En 2011, l’UNICEF publiait les résultats d’une étude menée à Madagascar qui montrait qu’en moyenne, seulement 11 % des enfants handicapés étaient inscrits à l’école primaire. La fréquentation scolaire était encore plus basse parmi les filles. En cause ? La honte des familles, qui préfèrent souvent cacher les handicaps de leurs enfants, mais aussi le manque ou l’éloignement des structures adaptées, dont le prix peut également se révéler prohibitif.  
« Il faut accorder la même importance à tous les enfants au sein du système scolaire. »

Cinq ans après, c’est au tour de l’ONG Human Rights Watch de mener une enquête en Afrique du Sud (« Complices de l’exclusion : Absence d’éducation inclusive pour les enfants handicapés en Afrique du Sud »). Récemment rendue publique, l’étude démontre que seules 22 écoles pour les non-voyants existent dans toute l’Afrique du Sud, alors que le pays compte environ 100 000 enfants aveugles.
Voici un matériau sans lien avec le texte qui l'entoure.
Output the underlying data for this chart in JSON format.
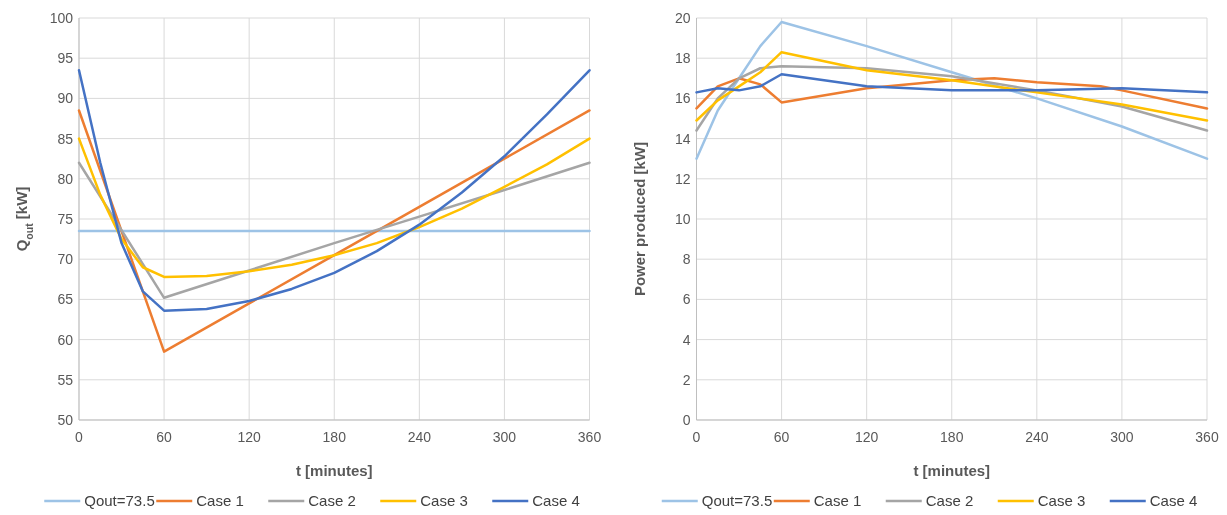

Le résultat du croisement entre désengagement du politique, mauvaise volonté des responsables scolaires et méconnaissance des parents.
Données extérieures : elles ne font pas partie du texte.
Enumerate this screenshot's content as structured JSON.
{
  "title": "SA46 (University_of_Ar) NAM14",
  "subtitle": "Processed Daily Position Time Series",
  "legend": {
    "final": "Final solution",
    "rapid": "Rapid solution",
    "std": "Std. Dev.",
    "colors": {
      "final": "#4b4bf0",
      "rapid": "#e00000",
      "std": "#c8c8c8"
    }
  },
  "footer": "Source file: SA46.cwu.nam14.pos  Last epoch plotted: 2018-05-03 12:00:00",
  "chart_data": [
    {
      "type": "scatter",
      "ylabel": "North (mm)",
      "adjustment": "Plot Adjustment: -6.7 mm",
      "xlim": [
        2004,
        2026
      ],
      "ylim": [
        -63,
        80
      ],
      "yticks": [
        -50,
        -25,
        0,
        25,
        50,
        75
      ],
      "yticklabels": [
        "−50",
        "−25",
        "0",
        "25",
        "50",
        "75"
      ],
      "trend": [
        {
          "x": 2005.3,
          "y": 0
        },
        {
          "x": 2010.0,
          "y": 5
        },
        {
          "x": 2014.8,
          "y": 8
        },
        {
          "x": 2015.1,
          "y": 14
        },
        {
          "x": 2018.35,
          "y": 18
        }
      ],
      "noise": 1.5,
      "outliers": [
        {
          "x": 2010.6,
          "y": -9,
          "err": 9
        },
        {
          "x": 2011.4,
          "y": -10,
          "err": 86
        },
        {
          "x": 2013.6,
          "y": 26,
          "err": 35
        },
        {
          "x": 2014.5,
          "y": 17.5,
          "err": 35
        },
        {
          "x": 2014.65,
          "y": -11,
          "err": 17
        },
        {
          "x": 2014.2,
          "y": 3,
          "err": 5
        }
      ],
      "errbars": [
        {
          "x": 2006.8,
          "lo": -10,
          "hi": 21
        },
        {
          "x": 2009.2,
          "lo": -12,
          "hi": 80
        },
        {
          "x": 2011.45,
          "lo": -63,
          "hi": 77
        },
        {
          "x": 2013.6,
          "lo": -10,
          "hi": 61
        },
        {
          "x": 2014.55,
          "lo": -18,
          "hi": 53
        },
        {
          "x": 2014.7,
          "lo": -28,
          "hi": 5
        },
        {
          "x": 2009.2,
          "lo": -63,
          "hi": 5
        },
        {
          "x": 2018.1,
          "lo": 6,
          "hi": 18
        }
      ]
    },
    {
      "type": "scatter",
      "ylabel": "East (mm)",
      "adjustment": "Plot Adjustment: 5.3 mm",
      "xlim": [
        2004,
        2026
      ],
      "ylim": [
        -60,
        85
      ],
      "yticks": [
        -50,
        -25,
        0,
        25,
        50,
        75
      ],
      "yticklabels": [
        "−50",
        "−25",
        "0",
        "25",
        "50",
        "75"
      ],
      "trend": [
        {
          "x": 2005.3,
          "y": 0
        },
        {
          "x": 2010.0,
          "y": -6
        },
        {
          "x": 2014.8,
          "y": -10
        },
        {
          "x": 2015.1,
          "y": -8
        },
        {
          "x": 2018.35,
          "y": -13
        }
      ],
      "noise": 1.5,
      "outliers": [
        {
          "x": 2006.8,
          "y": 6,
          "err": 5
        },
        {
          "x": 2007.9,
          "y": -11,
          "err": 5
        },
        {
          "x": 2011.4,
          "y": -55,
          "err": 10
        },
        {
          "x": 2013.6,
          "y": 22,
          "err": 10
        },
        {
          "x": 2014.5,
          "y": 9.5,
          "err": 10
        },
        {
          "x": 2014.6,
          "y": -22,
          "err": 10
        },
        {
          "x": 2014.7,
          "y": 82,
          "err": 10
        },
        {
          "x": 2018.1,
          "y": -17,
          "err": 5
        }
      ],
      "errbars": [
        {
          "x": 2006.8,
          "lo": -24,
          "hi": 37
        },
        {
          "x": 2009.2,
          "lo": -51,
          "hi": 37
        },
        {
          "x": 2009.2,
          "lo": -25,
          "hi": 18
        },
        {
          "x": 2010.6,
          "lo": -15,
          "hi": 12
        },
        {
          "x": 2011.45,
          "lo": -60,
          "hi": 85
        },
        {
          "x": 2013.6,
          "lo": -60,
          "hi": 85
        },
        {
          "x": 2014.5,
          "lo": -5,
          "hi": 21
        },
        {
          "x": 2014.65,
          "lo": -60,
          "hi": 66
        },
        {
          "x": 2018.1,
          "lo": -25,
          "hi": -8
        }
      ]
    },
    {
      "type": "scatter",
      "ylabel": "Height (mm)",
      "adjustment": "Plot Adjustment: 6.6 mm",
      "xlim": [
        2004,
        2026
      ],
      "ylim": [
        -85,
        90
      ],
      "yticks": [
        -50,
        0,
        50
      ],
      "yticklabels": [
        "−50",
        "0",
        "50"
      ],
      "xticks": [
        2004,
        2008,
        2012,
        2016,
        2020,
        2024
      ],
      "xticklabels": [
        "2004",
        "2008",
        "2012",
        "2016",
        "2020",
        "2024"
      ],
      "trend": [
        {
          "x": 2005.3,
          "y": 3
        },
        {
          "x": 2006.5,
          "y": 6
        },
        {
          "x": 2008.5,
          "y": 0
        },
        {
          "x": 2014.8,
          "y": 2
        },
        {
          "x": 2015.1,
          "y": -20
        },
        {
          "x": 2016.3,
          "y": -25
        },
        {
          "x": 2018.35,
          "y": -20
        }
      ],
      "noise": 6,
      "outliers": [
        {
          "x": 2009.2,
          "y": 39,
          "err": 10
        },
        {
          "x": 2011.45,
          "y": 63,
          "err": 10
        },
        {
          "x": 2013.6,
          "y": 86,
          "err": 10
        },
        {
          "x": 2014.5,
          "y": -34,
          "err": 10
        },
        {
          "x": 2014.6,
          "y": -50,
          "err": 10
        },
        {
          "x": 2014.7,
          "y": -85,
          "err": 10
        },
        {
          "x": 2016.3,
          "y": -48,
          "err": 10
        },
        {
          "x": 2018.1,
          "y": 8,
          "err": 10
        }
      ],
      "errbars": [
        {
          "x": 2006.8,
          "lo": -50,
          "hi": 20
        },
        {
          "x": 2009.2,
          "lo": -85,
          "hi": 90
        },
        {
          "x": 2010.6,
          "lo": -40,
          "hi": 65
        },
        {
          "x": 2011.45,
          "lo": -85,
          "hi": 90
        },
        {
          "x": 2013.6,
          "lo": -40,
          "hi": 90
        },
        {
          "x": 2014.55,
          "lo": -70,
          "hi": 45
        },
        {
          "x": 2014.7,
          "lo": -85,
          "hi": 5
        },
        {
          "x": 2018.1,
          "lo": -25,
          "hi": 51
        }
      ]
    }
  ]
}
Elin Martinez, chercheuse auprès de Human Rights Watch et auteure du rapport, décrypte : « souvent, les écoles disent qu’elles ne peuvent pas accueillir un enfant avec un handicap sans donner plus d’explications aux parents, explique-t-elle. Et la plupart des parents ne connaissent pas les droits de leurs enfants. De plus, on leur fait comprendre très tôt que leurs enfants ne pourront pas faire les mêmes choses. Ce qu’il faut savoir, c’est que toute école publique a pour obligation d’accueillir n’importe quel enfant et dans le cas d’un enfant avec des besoins particuliers, l’école doit s’adapter. »

Mobilisation et interpellation des pouvoirs publics

En Afrique, la situation est particulièrement préoccupante puisque les populations sont très vulnérables du fait de la présence endémique de certaines maladies comme la poliomyélite, la rougeole, la méningite et le paludisme, ainsi que du manque de traitement pour les soigner. Des causes auxquelles s’ajoutent les maladies génétiques et les complications liées à l’accouchement. Selon les estimations, entre 5 et 10 % des enfants africains souffriraient d’un ou plusieurs handicaps. En 2012 pourtant, moins de la moitié des États africains (25 sur 55) avaient ratifié la Convention internationale relative aux droits des personnes handicapées qui protège les enfants handicapés contre toute forme de discrimination et leur confère un droit d’accès à l’éducation et à la santé égal à celui des autres enfants.

Face à cette inaction, la société civile se mobilise et interpelle les pouvoirs publics. « Je préconise l’adoption de mesures législatives visant à améliorer le bien-être socioéconomique des enfants handicapés et la mise en place de programmes de protection et de réinsertion », a déclaré Mme Agnès Kabore Ouattara, présidente du Comité d’experts africain sur les droits et le bien-être de l’enfant. La Tanzanie, par exemple, a créé des centres spéciaux pour enfants albinos, victimes de nombreuses discriminations et violences. Récemment, c’est en Côte d’ivoire que la mobilisation s’est faite sentir. Le 21 avril, la Fondation Children of Africa, dirigée par Dominique Nouvian Ouattara, a fait don de sept millions de FCfa au Groupement pour l’insertion des étudiants handicapés de Côte d’Ivoire, destinés à payer les frais d’inscription de cent étudiants en situation de handicap. L’année dernière, une cinquantaine d’étudiants avaient déjà bénéficié de cette action.  

Inscrire les enfants handicapés à l’école, oui, mais quelle école ? C’est en substance la question posée par la chercheuse Hannah Kuper, spécialisée en handicap à la London School of Hygiene and Tropical Medicine, qui rassemble, dans une étude menée dans 49 pays en développement, des données qui démontrent que 70 % des enfants en situation de handicap reçoivent « une forme de scolarisation ». Des résultats qui soulèvent la question de la qualité de l’enseignement proposé aux enfants handicapés.